Mohon tunggu...
Afif Sholahudin
Afif Sholahudin Mohon Tunggu... Konsultan - Murid dan Guru Kehidupan

See What Everyone Saw, But Did Not Think About What Other People Think

Selanjutnya

Tutup

Money

Berkebun Emas, Spekulasi Investasi Emas di Lembaga Syariah

29 Desember 2017   20:59 Diperbarui: 29 Desember 2017   21:04 5148
+
Laporkan Konten
Laporkan Akun
Kompasiana adalah platform blog. Konten ini menjadi tanggung jawab bloger dan tidak mewakili pandangan redaksi Kompas.
Lihat foto
sumber http://3.bp.blogspot.com/_h8SrwIMIqvA/S9yWVH04BDI/AAAAAAAAAAs/bvsYtmsdAXw/s1600/bars_gold_45_med.jpeg

Siapa yang tidak tertarik dengan investasi emas? Benda yang harganya semakin tinggi, sifatnya likuid sehingga aman untuk simpanan, dan juga mudah dijadikan alat investasi. Cara yang paling sederhana dengan membeli emas batangan, simpan beberapa lama hingga beberapa tahun dan cairkan saat harga tinggi. Atau bisa juga melakukan trading emas sama-sama termasuk investasi jangka panjang. Tapi siapa sangka investasi emas tersebut bisa dilakukan di lembaga keuangan syariah yang menyediakan fasilitas gadai.
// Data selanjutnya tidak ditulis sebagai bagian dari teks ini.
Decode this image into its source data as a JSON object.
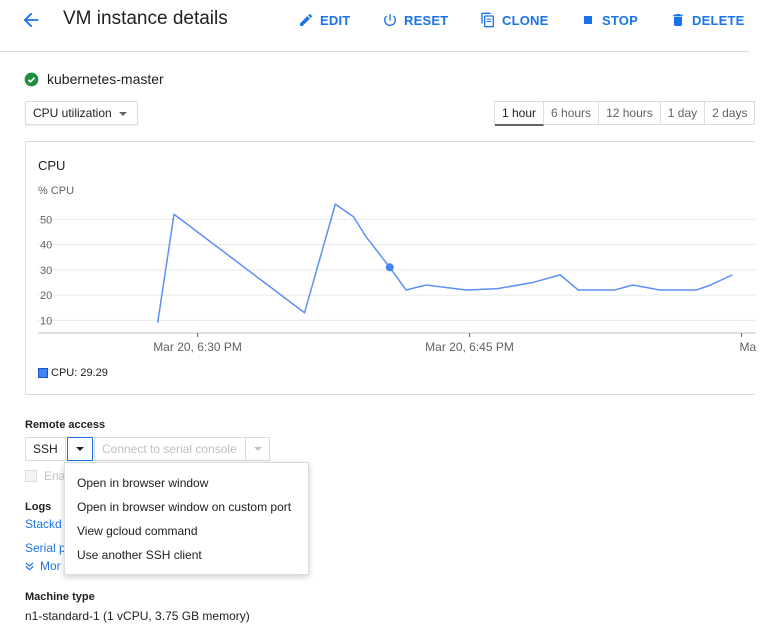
{
  "header": {
    "title": "VM instance details",
    "buttons": {
      "edit": "EDIT",
      "reset": "RESET",
      "clone": "CLONE",
      "stop": "STOP",
      "delete": "DELETE"
    }
  },
  "instance": {
    "name": "kubernetes-master",
    "status_icon": "check-circle-icon"
  },
  "metric_select": {
    "value": "CPU utilization"
  },
  "time_range": {
    "options": [
      "1 hour",
      "6 hours",
      "12 hours",
      "1 day",
      "2 days"
    ],
    "selected": "1 hour"
  },
  "chart": {
    "title": "CPU",
    "ylabel": "% CPU",
    "legend": "CPU: 29.29"
  },
  "chart_data": {
    "type": "line",
    "title": "CPU",
    "ylabel": "% CPU",
    "xlabel": "",
    "ylim": [
      5,
      60
    ],
    "y_ticks": [
      10,
      20,
      30,
      40,
      50
    ],
    "x_tick_labels": [
      "Mar 20, 6:30 PM",
      "Mar 20, 6:45 PM",
      "Mar"
    ],
    "x_tick_minutes": [
      30,
      45,
      60
    ],
    "x_unit": "minutes past 6:00 PM, Mar 20",
    "grid": true,
    "series": [
      {
        "name": "CPU",
        "color": "#5b8ff9",
        "x": [
          27.8,
          28.7,
          35.9,
          37.6,
          38.6,
          39.3,
          40.6,
          41.5,
          42.6,
          44.8,
          46.5,
          48.5,
          50.0,
          51.0,
          52.0,
          53.0,
          54.0,
          55.5,
          56.5,
          57.5,
          58.3,
          59.5
        ],
        "y": [
          9,
          52,
          13,
          56,
          51,
          43,
          31,
          22,
          24,
          22,
          22.5,
          25,
          28,
          22,
          22,
          22,
          24,
          22,
          22,
          22,
          24,
          28
        ]
      }
    ],
    "highlight_point": {
      "x": 40.6,
      "y": 31
    },
    "legend": "CPU: 29.29"
  },
  "remote_access": {
    "label": "Remote access",
    "ssh_label": "SSH",
    "serial_label": "Connect to serial console",
    "enable_label": "Ena",
    "menu_items": [
      "Open in browser window",
      "Open in browser window on custom port",
      "View gcloud command",
      "Use another SSH client"
    ]
  },
  "logs": {
    "label": "Logs",
    "stackdriver_link": "Stackd",
    "serial_link": "Serial p",
    "more_link": "Mor"
  },
  "machine_type": {
    "label": "Machine type",
    "value": "n1-standard-1 (1 vCPU, 3.75 GB memory)"
  }
}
Gadai (rahn) di Perbankan Syariah maupun di Pegadaian Syariah adalah salah satu bentuk pembiayaan berbentuk utang piutang (qardh), dimana pihak kreditur (rahin) harus menyerahkan barang jaminan kepada debitur (murtahin). Produk gadai yang ditawarkan biasanya dikombinasikan dengan biaya pemeliharaan yakni akad sewa menyewa (ijarah) dimana pihak debitur (murtahin) mendapatkan keuntungan dari biaya pemeliharaan tersebut.
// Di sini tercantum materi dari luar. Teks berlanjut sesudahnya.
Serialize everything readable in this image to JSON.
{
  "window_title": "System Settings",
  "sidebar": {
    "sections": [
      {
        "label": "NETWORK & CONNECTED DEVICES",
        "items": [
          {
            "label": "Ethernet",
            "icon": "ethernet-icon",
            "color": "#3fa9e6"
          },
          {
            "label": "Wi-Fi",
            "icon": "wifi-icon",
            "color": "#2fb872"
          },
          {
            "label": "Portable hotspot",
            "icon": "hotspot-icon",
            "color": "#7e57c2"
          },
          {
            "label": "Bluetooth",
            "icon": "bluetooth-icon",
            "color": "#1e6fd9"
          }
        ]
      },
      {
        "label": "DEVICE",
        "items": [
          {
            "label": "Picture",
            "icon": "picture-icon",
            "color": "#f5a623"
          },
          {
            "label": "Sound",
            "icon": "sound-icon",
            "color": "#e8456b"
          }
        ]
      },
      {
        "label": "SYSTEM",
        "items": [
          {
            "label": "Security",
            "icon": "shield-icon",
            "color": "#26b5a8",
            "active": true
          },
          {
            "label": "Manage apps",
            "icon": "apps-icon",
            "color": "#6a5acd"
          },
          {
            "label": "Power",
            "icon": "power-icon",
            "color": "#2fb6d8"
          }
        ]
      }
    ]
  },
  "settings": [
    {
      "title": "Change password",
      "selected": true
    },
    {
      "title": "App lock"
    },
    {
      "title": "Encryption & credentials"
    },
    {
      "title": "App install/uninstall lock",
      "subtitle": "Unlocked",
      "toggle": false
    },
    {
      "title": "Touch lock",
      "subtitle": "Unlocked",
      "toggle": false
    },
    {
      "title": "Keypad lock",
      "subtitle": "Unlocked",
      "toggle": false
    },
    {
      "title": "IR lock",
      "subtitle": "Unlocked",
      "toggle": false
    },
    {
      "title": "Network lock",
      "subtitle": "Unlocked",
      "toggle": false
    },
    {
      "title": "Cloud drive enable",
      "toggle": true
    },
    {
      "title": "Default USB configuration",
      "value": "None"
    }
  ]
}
Praktik pegadaian pada lembaga syariah masih menjadi polemik ahli hukum, sebab ada beberapa unsur yang dipandang bertentangan dengan prinsip syariah. Seperti biaya pemeliharaan yang dianggap riba karena menarik manfaat dari pinjaman (qardh) yang diharamkan. Masalah lain seputar akad yang digabungkan (al-'uqud al-murakkabah) antara tabarru dan tijari yang tidak disepakati oleh para mujtahid. Namun satu realita yang harus kita terima bahwa praktik pegadaian syariah sudah berkembang di Indonesia. Disini saya tidak bahas sisi hukum pegadaian, sebab brebeda cara pandang melahirkan hukum yang berbeda. Apalagi sudah ada Fatwa Dewan Syariah Nasional Majelis Ulama Indonesia No. 26/DSN-MUI/III/2002 tentang Rahn Emas.
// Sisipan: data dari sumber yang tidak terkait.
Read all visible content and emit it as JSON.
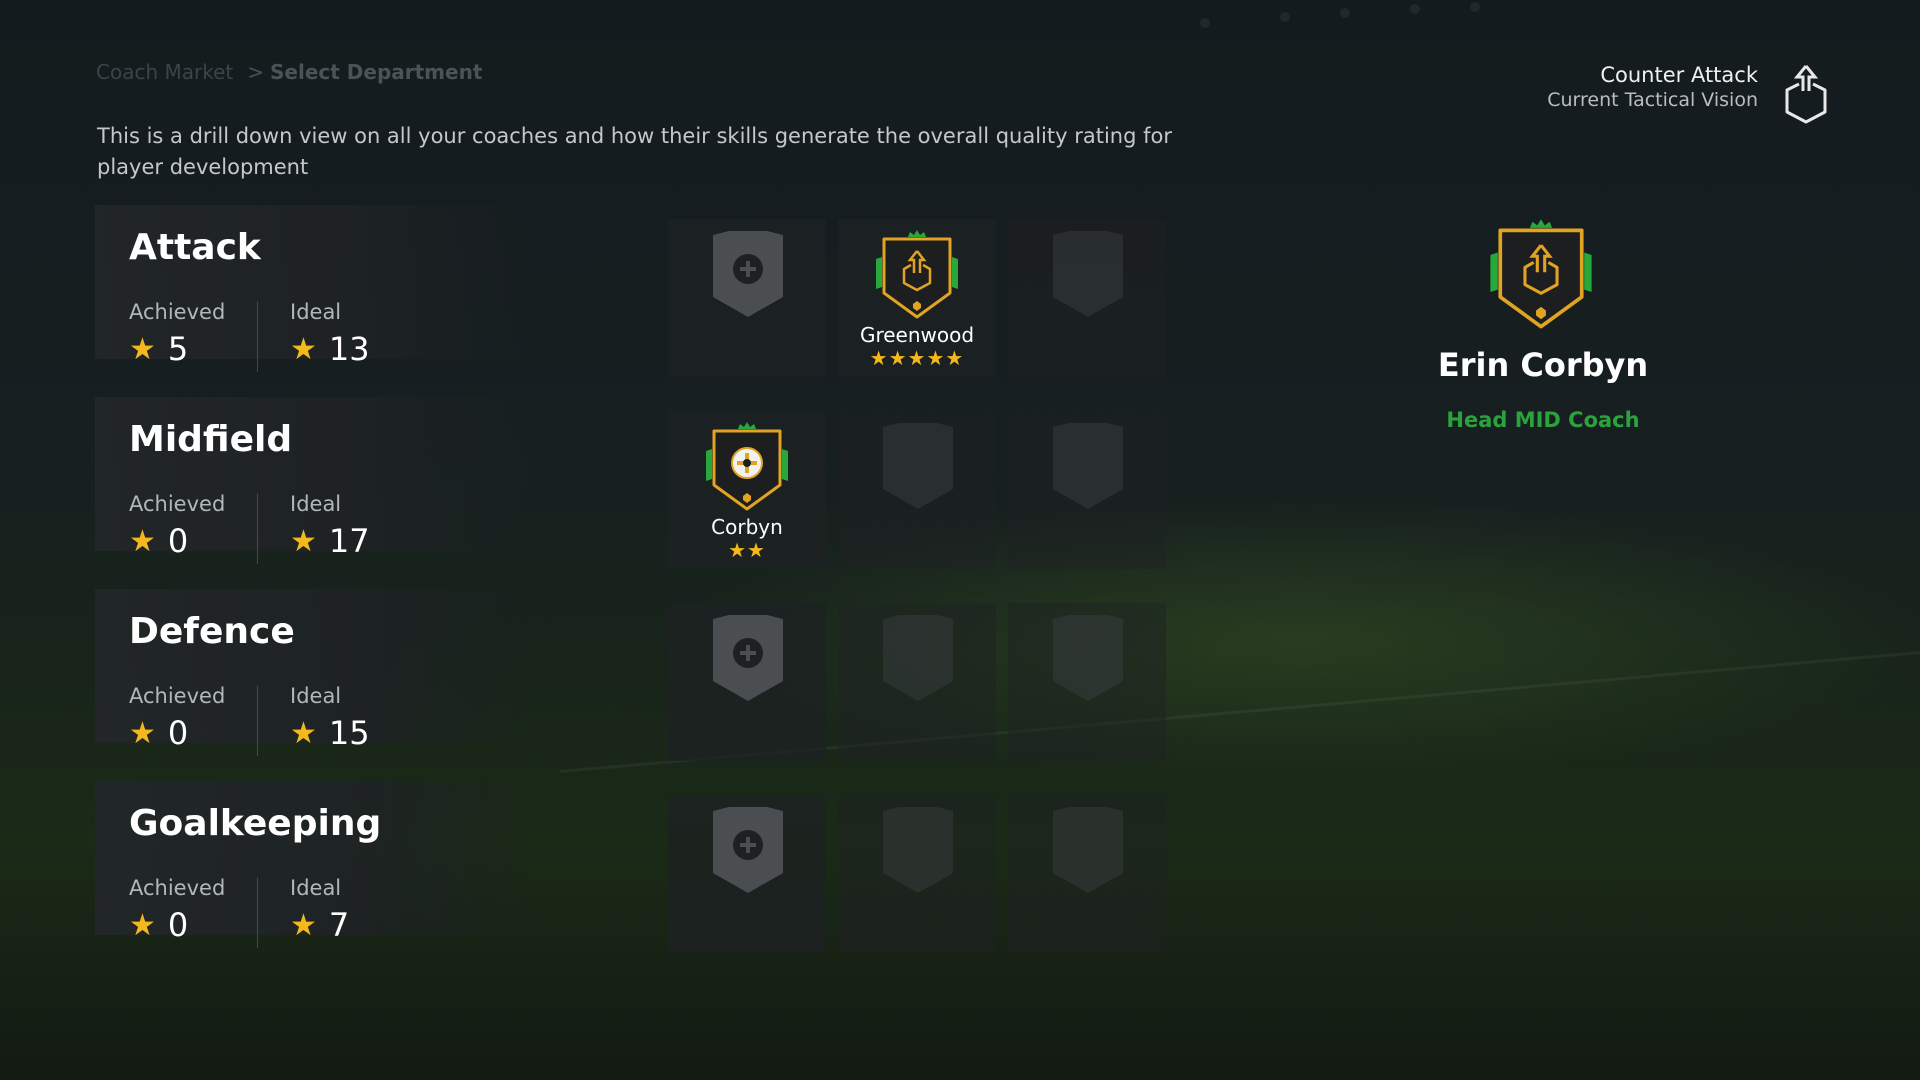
{
  "breadcrumb": {
    "root": "Coach Market",
    "separator": ">",
    "current": "Select Department"
  },
  "description": "This is a drill down view on all your coaches and how their skills generate the overall quality rating for player development",
  "tactic": {
    "name": "Counter Attack",
    "label": "Current Tactical Vision",
    "icon": "tactic-arrow-icon"
  },
  "labels": {
    "achieved": "Achieved",
    "ideal": "Ideal",
    "star": "★"
  },
  "departments": [
    {
      "name": "Attack",
      "achieved": "5",
      "ideal": "13",
      "slots": [
        {
          "state": "add",
          "icon": "plus-icon"
        },
        {
          "state": "coach",
          "name": "Greenwood",
          "stars": "★★★★★",
          "rating": 5
        },
        {
          "state": "empty"
        }
      ]
    },
    {
      "name": "Midfield",
      "achieved": "0",
      "ideal": "17",
      "slots": [
        {
          "state": "coach",
          "name": "Corbyn",
          "stars": "★★",
          "rating": 2,
          "selected": true
        },
        {
          "state": "empty"
        },
        {
          "state": "empty"
        }
      ]
    },
    {
      "name": "Defence",
      "achieved": "0",
      "ideal": "15",
      "slots": [
        {
          "state": "add",
          "icon": "plus-icon"
        },
        {
          "state": "empty"
        },
        {
          "state": "empty"
        }
      ]
    },
    {
      "name": "Goalkeeping",
      "achieved": "0",
      "ideal": "7",
      "slots": [
        {
          "state": "add",
          "icon": "plus-icon"
        },
        {
          "state": "empty"
        },
        {
          "state": "empty"
        }
      ]
    }
  ],
  "selected_coach": {
    "name": "Erin Corbyn",
    "role": "Head MID Coach"
  },
  "colors": {
    "star": "#f5b81c",
    "accent_green": "#2aa33c",
    "badge_gold": "#e0a322",
    "badge_dark": "#1c1e20",
    "slot_shield": "#4a4e51"
  }
}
Praktik berkebun emas sejak beberapa tahun lalu sudah banyak diminati oleh pelaku investasi emas. Sejak awal mereka tertarik dengan produk pegadaian emas bukan karena pembiayaan yang dibutuhkan namun bertransaksi dengan maksud melakukan investasi. Mengapa bisa demikian? Karena emas yang kita gadaikan akan tersimpan dan dapat diambil kembali di kemudian hari setelah melunasi pinjaman yang diberikan, maka otomatis emas yang tesimpan beberapa tahun kemudian akan berbeda harganya jika dibandingkan emas saat digadaikan. Cara yang mereka gunakan dengan membeli emas yang lebih kecil dari yang mampu dibeli, kemudian digadaikan. Dana segar hasil transaksi gadai tersebut lalu dibelikan emas lain, kemudian digadaikan. Demikian seterusnya hingga batas kemampuan dana yang mereka miliki. Semakin banyak emas yang digadaikan maka akan semakin tinggi kemungkinan mendapatkan keuntungan dari selisih harga emas yang akan datang.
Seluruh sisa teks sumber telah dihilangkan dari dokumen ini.